In the Scotsman, Lesley Roarty, legal director with Turcan Connell, comments on proposals to build “ever taller wind turbines across Scotland”. Maximising renewable resources will be key “not just in hitting climate change targets”, but also in “reducing the vulnerability of our energy system to international price fluctuations”, she writes.
Meanwhile Sun columnist Clemmie Moodie writes: “20% of 16 to 24-year-olds are vegan…and we should laud them for their principles.” However, she continues: “A meat ban won’t save the planet…better meat will.”
Science.
New research investigates the past and potential future changes in “sequential tropical cyclone hazards” – where two tropical cyclones (TCs) make landfall close together and “can induce sequential hazards to coastal areas”. Focusing on the US, the researchers find that “the chance of sequential TC hazards has been increasing over the past several decades” in many locations.
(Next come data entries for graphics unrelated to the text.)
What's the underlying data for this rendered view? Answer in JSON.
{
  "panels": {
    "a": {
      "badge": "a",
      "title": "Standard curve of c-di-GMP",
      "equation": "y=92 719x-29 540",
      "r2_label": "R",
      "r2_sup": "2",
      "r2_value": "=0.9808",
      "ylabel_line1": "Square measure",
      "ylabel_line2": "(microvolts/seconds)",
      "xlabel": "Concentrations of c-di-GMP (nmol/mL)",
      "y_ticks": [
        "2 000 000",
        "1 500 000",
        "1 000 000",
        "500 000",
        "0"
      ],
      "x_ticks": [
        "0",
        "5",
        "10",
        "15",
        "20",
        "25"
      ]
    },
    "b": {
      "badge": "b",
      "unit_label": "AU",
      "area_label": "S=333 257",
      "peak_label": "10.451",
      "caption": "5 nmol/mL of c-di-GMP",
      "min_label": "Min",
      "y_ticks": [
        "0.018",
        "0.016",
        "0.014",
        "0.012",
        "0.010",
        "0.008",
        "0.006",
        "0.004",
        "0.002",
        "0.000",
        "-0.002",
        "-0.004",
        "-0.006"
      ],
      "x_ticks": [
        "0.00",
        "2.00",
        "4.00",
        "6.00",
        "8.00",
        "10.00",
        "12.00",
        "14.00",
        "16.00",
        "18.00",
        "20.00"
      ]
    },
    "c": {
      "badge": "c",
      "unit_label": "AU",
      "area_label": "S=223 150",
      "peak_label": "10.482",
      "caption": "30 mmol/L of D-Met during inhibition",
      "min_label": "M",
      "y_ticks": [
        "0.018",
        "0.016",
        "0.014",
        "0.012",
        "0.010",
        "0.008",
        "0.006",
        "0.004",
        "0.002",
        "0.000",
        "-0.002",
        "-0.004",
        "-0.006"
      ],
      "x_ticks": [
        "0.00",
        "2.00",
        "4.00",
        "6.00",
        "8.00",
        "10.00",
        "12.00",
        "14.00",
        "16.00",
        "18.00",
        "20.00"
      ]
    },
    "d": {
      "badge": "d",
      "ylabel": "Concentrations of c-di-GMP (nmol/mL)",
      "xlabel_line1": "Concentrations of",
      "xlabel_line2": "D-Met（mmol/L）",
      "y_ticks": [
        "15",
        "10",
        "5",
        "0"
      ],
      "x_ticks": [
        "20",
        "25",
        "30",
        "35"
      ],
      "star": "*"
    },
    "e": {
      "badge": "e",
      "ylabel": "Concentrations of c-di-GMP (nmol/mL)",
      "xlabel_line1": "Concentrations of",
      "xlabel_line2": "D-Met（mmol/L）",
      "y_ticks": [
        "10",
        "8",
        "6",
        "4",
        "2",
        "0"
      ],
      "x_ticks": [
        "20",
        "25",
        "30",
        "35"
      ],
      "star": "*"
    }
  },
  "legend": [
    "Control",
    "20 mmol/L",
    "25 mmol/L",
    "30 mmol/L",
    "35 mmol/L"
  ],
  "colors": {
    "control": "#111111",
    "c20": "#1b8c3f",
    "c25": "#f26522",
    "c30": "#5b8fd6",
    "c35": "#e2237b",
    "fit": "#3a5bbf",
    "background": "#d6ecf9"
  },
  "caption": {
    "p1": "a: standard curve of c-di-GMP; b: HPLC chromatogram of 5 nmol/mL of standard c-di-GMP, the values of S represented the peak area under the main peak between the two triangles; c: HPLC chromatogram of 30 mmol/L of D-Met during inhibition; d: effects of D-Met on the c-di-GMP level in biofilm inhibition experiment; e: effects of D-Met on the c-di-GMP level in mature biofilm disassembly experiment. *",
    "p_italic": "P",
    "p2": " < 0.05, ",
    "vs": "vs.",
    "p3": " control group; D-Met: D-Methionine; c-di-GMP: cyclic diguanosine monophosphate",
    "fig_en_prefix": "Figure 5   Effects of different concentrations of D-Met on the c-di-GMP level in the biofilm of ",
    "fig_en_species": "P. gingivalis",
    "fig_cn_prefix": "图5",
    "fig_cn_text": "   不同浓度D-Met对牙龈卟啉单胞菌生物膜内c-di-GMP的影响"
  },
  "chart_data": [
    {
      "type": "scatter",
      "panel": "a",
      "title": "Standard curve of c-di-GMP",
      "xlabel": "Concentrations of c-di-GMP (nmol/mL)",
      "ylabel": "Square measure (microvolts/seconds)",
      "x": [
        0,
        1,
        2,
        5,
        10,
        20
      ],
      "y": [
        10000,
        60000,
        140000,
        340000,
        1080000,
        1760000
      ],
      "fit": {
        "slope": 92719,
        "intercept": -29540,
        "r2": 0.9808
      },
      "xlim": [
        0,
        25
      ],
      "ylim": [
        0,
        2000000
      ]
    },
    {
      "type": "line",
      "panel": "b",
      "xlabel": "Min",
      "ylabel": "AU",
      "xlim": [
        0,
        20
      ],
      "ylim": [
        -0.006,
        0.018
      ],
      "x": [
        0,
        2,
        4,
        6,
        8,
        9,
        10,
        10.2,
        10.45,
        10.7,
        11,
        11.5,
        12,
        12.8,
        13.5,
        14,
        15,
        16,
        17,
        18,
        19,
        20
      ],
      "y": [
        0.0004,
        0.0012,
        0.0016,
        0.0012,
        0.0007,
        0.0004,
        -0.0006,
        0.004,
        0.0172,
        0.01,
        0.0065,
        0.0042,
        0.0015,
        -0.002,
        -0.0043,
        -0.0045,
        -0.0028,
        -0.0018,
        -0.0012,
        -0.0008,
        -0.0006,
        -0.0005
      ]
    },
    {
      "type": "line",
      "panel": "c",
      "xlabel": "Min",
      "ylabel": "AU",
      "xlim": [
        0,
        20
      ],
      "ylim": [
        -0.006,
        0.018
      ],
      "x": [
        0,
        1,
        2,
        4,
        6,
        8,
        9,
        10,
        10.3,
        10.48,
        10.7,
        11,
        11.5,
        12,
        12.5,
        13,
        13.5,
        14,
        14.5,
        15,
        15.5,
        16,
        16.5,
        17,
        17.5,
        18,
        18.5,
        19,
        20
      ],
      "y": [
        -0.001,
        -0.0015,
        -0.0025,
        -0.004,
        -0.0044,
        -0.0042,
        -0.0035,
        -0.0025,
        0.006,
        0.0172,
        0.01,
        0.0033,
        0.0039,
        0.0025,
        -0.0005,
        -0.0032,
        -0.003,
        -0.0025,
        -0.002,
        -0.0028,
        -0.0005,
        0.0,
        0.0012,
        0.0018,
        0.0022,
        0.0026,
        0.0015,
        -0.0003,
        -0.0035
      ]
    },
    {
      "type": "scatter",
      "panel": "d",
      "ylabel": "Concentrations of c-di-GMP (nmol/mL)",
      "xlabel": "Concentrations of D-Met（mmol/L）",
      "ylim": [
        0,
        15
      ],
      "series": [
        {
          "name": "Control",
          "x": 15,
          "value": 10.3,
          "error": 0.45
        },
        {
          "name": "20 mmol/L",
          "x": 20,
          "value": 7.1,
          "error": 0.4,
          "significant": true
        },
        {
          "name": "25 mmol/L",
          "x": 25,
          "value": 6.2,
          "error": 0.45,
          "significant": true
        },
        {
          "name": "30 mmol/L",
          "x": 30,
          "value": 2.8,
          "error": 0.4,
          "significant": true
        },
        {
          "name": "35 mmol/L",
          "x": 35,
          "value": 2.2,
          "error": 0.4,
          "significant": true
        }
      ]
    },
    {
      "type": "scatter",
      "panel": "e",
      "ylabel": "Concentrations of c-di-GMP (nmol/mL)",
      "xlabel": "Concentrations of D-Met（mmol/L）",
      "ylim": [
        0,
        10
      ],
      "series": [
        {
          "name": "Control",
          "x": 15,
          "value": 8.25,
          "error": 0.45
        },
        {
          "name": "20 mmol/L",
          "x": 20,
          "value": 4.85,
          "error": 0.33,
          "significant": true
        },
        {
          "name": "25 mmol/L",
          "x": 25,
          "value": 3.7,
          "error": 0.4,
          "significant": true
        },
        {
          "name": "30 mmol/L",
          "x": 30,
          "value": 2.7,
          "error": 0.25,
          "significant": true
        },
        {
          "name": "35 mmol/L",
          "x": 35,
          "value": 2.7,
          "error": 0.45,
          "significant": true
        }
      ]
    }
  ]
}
Under a “moderate” emissions scenario (SSP2-4.5), the chance of hazards from two TCs impacting the same location within 15 days “may substantially increase”, the study finds, with the return period decreasing over the century from 10-92 years to 1-3 years along the US east and Gulf coasts, “due to sea level rise and storm climatology change”.
Since Russia invaded Ukraine in February 2022, Russia’s role as a major player in the global nuclear power sector “has remained largely below the sanctions radar, despite dependencies on Russian nuclear technology, uranium supplies and handling of spent nuclear fuel”, a new study says. The researchers analyse the state nuclear company Rosatom and its subsidiaries as “tools of Russian energy statecraft”, mapping the company’s global portfolio and categorising countries where Russia is active according to the degree and intensity of dependence. The study finds that “the war and Russia’s actions in the energy sector will undermine Rosatom’s position in Europe and damage its reputation as a reliable supplier, but its global standing may remain strong”.
While long-term ice-speed change has been measured in Antarctica over the past four decades, there are “limited observations of short-term seasonal speed variability on the grounded ice sheet”, a new study says. Filling this gap, the researchers assess seasonal variations in ice flow speed on 105 glaciers on the west Antarctic Peninsula using Sentinel-1 satellite observations spanning 2014 to 2021. They find an average summer speed-up of 12%, with maximum speed change of up to 22% on glaciers “with the most pronounced seasonality”. The authors conclude that “seasonal speed variations must be accounted for when measuring the mass balance and sea level contribution of the Antarctic Peninsula, and studies must establish the future evolution of this previously undocumented signal under climate warming scenarios”.